Mientras revisaban el carné del chico con el que venía para ver si todo estaba en regla, uno de los policías me preguntó si me podía hacer una pregunta; claro, contesté con un dejo de amabilidad. “¿Es usted homosexual?”, espetó. No, por supuesto que no, dije tajantemente. Y ahí se acabó el lío, nos dejaron ir en octaviana paz.
Nos es que no haya querido asumir mi homosexualidad públicamente (cosa que hago normalmente), pero el caso es que, en primer lugar, el policía no tuvo por qué haberme preguntado eso y por otra parte, yo sabía lo que tenía que contestar para que nos dejaran ir, para que no nos quitaran más el tiempo y pudiéramos llegar al malecón a seguir la fiesta. De lo contrario el interrogatorio hubiera seguido ad infinitud.
El régimen cubano ha tenido que ir cediendo a los vertiginosos cambios sociales y a sus demandas. Esto suena un poco absurdo, pues se pensaría que el Estado y su gobierno están en esos puestos justamente porque responden a las necesidades de su sociedad.
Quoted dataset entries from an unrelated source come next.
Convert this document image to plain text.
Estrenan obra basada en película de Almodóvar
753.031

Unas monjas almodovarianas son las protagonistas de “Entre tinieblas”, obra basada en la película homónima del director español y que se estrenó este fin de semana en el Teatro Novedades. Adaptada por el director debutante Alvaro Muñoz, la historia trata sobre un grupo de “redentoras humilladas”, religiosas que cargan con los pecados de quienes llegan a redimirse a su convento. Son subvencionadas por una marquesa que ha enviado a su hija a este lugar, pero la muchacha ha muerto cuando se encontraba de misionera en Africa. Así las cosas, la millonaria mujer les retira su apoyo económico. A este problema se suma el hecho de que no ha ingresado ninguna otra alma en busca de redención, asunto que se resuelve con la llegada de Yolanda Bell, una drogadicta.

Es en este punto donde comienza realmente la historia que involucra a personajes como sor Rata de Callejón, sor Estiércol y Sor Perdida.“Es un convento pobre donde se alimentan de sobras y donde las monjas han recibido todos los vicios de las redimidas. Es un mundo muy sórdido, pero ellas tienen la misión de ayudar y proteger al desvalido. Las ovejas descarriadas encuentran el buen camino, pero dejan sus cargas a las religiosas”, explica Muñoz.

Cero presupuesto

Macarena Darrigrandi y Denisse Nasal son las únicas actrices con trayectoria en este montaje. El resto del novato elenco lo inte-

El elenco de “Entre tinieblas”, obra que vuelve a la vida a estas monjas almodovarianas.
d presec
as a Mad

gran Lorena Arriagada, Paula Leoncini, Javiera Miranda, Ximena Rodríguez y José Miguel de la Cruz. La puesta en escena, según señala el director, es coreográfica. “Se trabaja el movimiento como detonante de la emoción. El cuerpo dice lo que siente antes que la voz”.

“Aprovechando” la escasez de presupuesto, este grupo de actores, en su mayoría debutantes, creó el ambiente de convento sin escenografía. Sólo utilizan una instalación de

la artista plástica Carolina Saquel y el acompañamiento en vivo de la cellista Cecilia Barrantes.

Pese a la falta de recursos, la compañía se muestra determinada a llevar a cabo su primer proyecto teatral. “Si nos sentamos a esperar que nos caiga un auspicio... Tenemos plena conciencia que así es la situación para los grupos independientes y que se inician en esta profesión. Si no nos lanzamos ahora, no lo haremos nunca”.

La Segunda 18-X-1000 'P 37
Por el contrario, en Cuba por mucho tiempo la dictadura impuso un estilo de vida, de sentir, un nacionalismo extremo en el que el cosmopolitismo no tenía cabida, así que mucho menos la homosexualidad o la disidencia sexual.
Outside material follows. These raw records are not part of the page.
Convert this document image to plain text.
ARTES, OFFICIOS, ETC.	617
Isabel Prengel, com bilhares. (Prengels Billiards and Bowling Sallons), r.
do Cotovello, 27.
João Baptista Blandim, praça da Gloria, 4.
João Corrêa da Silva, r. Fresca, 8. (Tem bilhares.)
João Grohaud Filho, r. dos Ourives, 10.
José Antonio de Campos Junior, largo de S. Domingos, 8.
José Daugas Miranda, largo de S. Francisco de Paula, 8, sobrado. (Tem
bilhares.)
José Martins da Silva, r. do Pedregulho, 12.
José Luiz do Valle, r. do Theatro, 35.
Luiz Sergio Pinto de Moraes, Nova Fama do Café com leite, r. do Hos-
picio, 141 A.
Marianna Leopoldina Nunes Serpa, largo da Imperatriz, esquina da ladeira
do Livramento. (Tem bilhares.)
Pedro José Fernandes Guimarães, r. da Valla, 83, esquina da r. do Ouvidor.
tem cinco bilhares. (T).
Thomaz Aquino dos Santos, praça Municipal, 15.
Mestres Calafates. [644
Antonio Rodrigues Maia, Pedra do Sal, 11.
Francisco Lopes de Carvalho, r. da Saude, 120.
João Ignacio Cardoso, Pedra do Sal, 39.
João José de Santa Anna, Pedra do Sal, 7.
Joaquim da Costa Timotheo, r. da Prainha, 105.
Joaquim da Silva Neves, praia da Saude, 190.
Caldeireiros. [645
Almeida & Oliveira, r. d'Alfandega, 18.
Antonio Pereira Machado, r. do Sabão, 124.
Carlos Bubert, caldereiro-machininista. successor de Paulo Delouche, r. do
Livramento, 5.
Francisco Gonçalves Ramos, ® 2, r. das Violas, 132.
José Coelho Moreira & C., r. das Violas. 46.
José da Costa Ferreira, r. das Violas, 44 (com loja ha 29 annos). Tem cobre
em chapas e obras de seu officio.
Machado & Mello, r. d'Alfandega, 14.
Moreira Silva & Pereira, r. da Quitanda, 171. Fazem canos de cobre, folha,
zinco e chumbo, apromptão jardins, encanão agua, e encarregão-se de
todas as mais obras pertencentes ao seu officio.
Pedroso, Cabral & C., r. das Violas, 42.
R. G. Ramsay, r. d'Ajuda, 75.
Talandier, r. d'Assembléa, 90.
Este proceso se aceleró de manera notable a partir del derrumbe de la Unión Soviética y la caída del Muro de Berlín. En Cuba la aguda crisis económica, llamada eufemísticamente “Periodo Especial en tiempos de paz”, hizo que la sociedad se revelara de forma tan marcada como no se había pensado y como consecuencia de eso surgió el llamado “Maleconazo”, un éxodo de cubanos hacia Estados Unidos en embarcaciones deficientes, a partir de 1995 hasta la fecha.
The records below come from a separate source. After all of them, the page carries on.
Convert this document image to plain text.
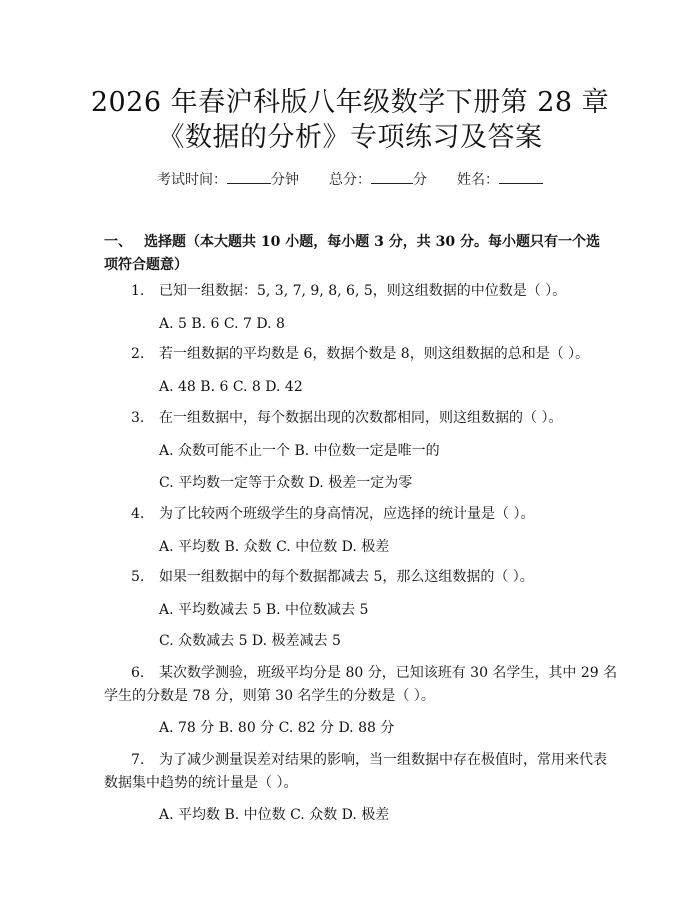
2026 年春沪科版八年级数学下册第 28 章
《数据的分析》专项练习及答案
考试时间：	分钟 总分：	分 姓名：
一、 选择题（本大题共 10 小题，每小题 3 分，共 30 分。每小题只有一个选项符合题意）
1. 已知一组数据：5, 3, 7, 9, 8, 6, 5，则这组数据的中位数是（ ）。
A. 5 B. 6 C. 7 D. 8
2. 若一组数据的平均数是 6，数据个数是 8，则这组数据的总和是（ ）。
A. 48 B. 6 C. 8 D. 42
3. 在一组数据中，每个数据出现的次数都相同，则这组数据的（ ）。
A. 众数可能不止一个 B. 中位数一定是唯一的
C. 平均数一定等于众数 D. 极差一定为零
4. 为了比较两个班级学生的身高情况，应选择的统计量是（ ）。
A. 平均数 B. 众数 C. 中位数 D. 极差
5. 如果一组数据中的每个数据都减去 5，那么这组数据的（ ）。
A. 平均数减去 5 B. 中位数减去 5
C. 众数减去 5 D. 极差减去 5
6. 某次数学测验，班级平均分是 80 分，已知该班有 30 名学生，其中 29 名
学生的分数是 78 分，则第 30 名学生的分数是（ ）。
A. 78 分 B. 80 分 C. 82 分 D. 88 分
7. 为了减少测量误差对结果的影响，当一组数据中存在极值时，常用来代表
数据集中趋势的统计量是（ ）。
A. 平均数 B. 中位数 C. 众数 D. 极差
A pesar de los crecientes rumores de la homosexualidad de “Raúl”(así a secas, como le llaman en la isla a Raúl Castro Ruz, hermano menor y sucesor de Fidel), los avances han sido muy pocos en cuanto a la liberación sexual. Estas libertades mínimas se deben a la propia y nada heterogénea comunidad diversa de la isla. Con la película “Fresa y chocolate” y su éxito mundial, el régimen puso atención en la comunidad lésbica, gay y transexual, pero sólo entonces y gracias al rotundo éxito de una ficción.
La semana pasada, en el marco del Festival Mix, el videoasta Víctor Jaramillo presentó su documental “La noche abre su flor” donde aborda el tema de la transexualidad y el travestismo en la isla. Los testimonios de algunos travestis son desgarradores pues hablan incluso de que tenían que esconder sus ropas femeninas si no quería ir a dar a la cárcel (una cárcel más terrible que la cárcel rodeada de agua).
En fechas muy recientes, ante el creciente número de travestis y transexuales en la isla, el gobierno cubano ha empezado a promover una ley en la que se autoricen las operaciones de cambio de sexo y el cambio de nombre. Una vez más, el régimen se ha tenido que ir adaptando a los cambios sociales.
Actualmente, la televisión pública del Estado produce y transmite en la isla una telenovela “La cara oculta de la luna” donde aborda de manera muy abierta el tema de la bisexualidad, la homosexualidad y la vida gay. Esto hubiera sido impensable todavía hace muy pocos años.